Replies are listed 'Best First'.
Re: pack, unpack and internal represenation of numbers
by blokhead (Monsignor) on Jul 01, 2004 at 20:34 UTC
    pack and unpack convert things to and from an internal string representation. In your example, unpack interprets the scalar 0x01020304 in a string context, which is "16909060".

    On the other hand, pack("L", 0x01020304) returns a string which is along the lines of "\x01\x02\x03\x04".

    blokhead

      Yes!

      Explaining it fully for those that don't understand yet:

      From the string "16909060", '1'=ASCII(49) '6'=ASCII(54) '9'=ASCII(57) '0'=ASCII(48) etc.
      Thank you, that's the understanding I was looking for!
Re: pack, unpack and internal represenation of numbers
by BrowserUk (Patriarch) on Jul 01, 2004 at 20:48 UTC

    As an aside, you can find the endianness(?) of the machine from Config.

    use Config; if( $Config{ byteorder } eq '1234' ) { print "Little endian"; } elsif ( $Config{ byteorder } eq '4321' ) { print "Big endian"; } else{ print "Your screwed!"; }

    Examine what is said, not who speaks.
    "Efficiency is intelligent laziness." -David Dunham
    "Think for yourself!" - Abigail
    "Memory, processor, disk in that order on the hardware side. Algorithm, algoritm, algorithm on the code side." - tachyon
Re: pack, unpack and internal represenation of numbers
by hardburn (Abbot) on Jul 01, 2004 at 20:29 UTC

    From the pack documentation:

    The integer formats s, S, i, I, l, L, j, and J are inherently non-portable between processors and operating systems because they obey the native byteorder and endianness.

    Which should be taken to imply that the other formats do not follow the endian-ness of the platform. So your orginal L solution was correct in this case, because dealing with the endian-ness is the whole point.

    ----
    send money to your kernel via the boot loader.. This and more wisdom available from Markov Hardburn.

      Ok, but shouldn't a number, at run time, "obey the native byte order and endianness" as well?

      If this integer were stored in integer form internally, and I unpack that into short ints, I should get some pattern of 0x01, 0x02, 0x03, and 0x04 depending on the endianness.
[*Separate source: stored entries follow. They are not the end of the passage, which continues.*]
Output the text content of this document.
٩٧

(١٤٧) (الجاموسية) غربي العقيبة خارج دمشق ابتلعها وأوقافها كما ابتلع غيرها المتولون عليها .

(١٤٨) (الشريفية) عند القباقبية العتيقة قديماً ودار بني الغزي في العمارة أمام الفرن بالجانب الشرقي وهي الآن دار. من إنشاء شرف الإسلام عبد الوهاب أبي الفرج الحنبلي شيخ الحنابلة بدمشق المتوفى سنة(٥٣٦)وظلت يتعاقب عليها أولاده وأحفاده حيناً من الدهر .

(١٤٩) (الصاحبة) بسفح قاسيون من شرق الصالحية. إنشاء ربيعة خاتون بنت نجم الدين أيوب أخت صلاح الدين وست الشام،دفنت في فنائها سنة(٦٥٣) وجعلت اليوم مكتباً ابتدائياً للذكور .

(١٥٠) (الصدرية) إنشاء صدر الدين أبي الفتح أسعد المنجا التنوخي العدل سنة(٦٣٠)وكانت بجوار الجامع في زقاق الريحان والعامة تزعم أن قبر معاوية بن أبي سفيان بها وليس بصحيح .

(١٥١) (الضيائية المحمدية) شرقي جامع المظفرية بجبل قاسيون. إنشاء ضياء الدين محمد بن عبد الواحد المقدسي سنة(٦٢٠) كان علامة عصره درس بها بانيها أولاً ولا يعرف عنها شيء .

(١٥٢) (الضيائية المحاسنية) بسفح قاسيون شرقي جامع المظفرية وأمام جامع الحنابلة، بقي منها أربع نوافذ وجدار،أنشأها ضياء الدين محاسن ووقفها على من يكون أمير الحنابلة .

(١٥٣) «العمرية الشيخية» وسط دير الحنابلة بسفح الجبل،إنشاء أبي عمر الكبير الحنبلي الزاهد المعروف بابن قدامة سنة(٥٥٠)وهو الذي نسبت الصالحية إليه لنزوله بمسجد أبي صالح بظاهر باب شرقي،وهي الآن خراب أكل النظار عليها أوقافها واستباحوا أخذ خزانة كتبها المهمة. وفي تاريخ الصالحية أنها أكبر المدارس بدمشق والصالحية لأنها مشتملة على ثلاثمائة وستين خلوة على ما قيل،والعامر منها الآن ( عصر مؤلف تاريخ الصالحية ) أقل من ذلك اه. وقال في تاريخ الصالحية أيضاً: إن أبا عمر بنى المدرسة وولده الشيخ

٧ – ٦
      Perl's internal representation is not integer, but it is also not "double float"; at least not as defined by pack/unpack.

      I think maybe what I'm really asking is: "How do I go about packing 0x01020304 such that I get "49545748" as my answer?" Realizing of course, this answer is valid only on similar architecture machines...
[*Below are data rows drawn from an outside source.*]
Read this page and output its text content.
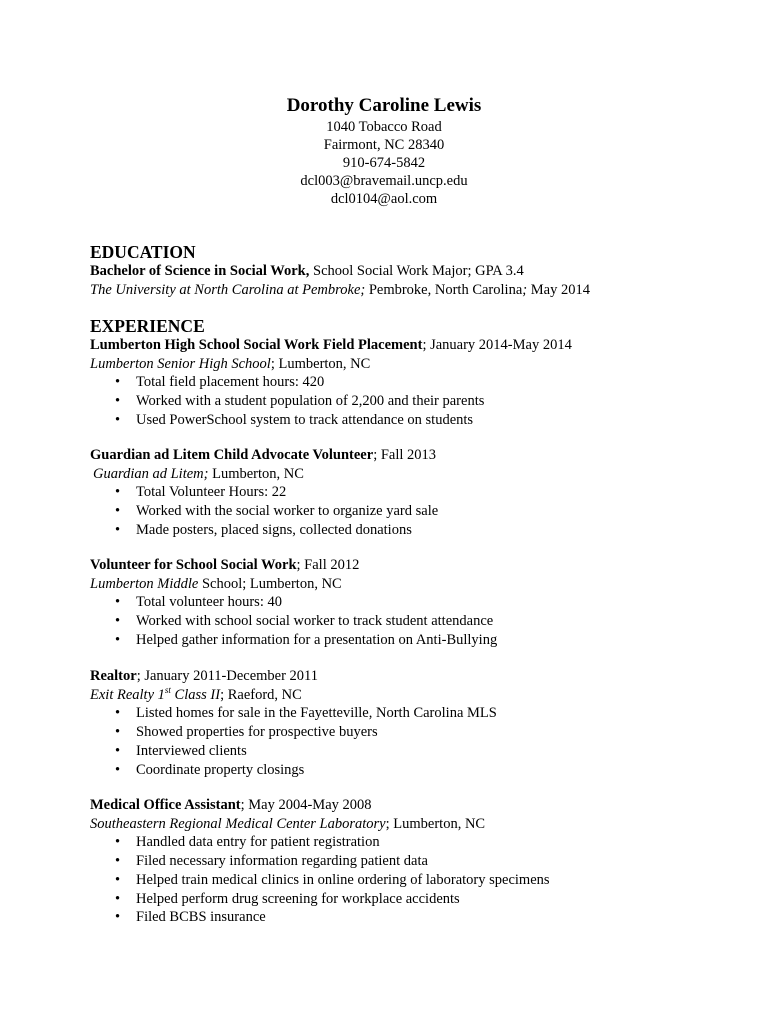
Dorothy Caroline Lewis
1040 Tobacco Road
Fairmont, NC 28340
910-674-5842
dcl003@bravemail.uncp.edu
dcl0104@aol.com
EDUCATION

Bachelor of Science in Social Work, School Social Work Major; GPA 3.4

The University at North Carolina at Pembroke; Pembroke, North Carolina; May 2014

EXPERIENCE

Lumberton High School Social Work Field Placement; January 2014-May 2014

Lumberton Senior High School; Lumberton, NC

• Total field placement hours: 420
• Worked with a student population of 2,200 and their parents
• Used PowerSchool system to track attendance on students

Guardian ad Litem Child Advocate Volunteer; Fall 2013

Guardian ad Litem; Lumberton, NC

• Total Volunteer Hours: 22
• Worked with the social worker to organize yard sale
• Made posters, placed signs, collected donations

Volunteer for School Social Work; Fall 2012

Lumberton Middle School; Lumberton, NC

• Total volunteer hours: 40
• Worked with school social worker to track student attendance
• Helped gather information for a presentation on Anti-Bullying

Realtor; January 2011-December 2011

Exit Realty 1st Class II; Raeford, NC

• Listed homes for sale in the Fayetteville, North Carolina MLS
• Showed properties for prospective buyers
• Interviewed clients
• Coordinate property closings

Medical Office Assistant; May 2004-May 2008

Southeastern Regional Medical Center Laboratory; Lumberton, NC

• Handled data entry for patient registration
• Filed necessary information regarding patient data
• Helped train medical clinics in online ordering of laboratory specimens
• Helped perform drug screening for workplace accidents
• Filed BCBS insurance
Re: pack, unpack and internal represenation of numbers
by gaal (Parson) on Jul 01, 2004 at 22:40 UTC
    What everybody said, plus, even if you weren't being bitten by a string representation of a number, nobody promised you that your number would be kept in an int (and not, say, a double). See perlnumber for the gory details.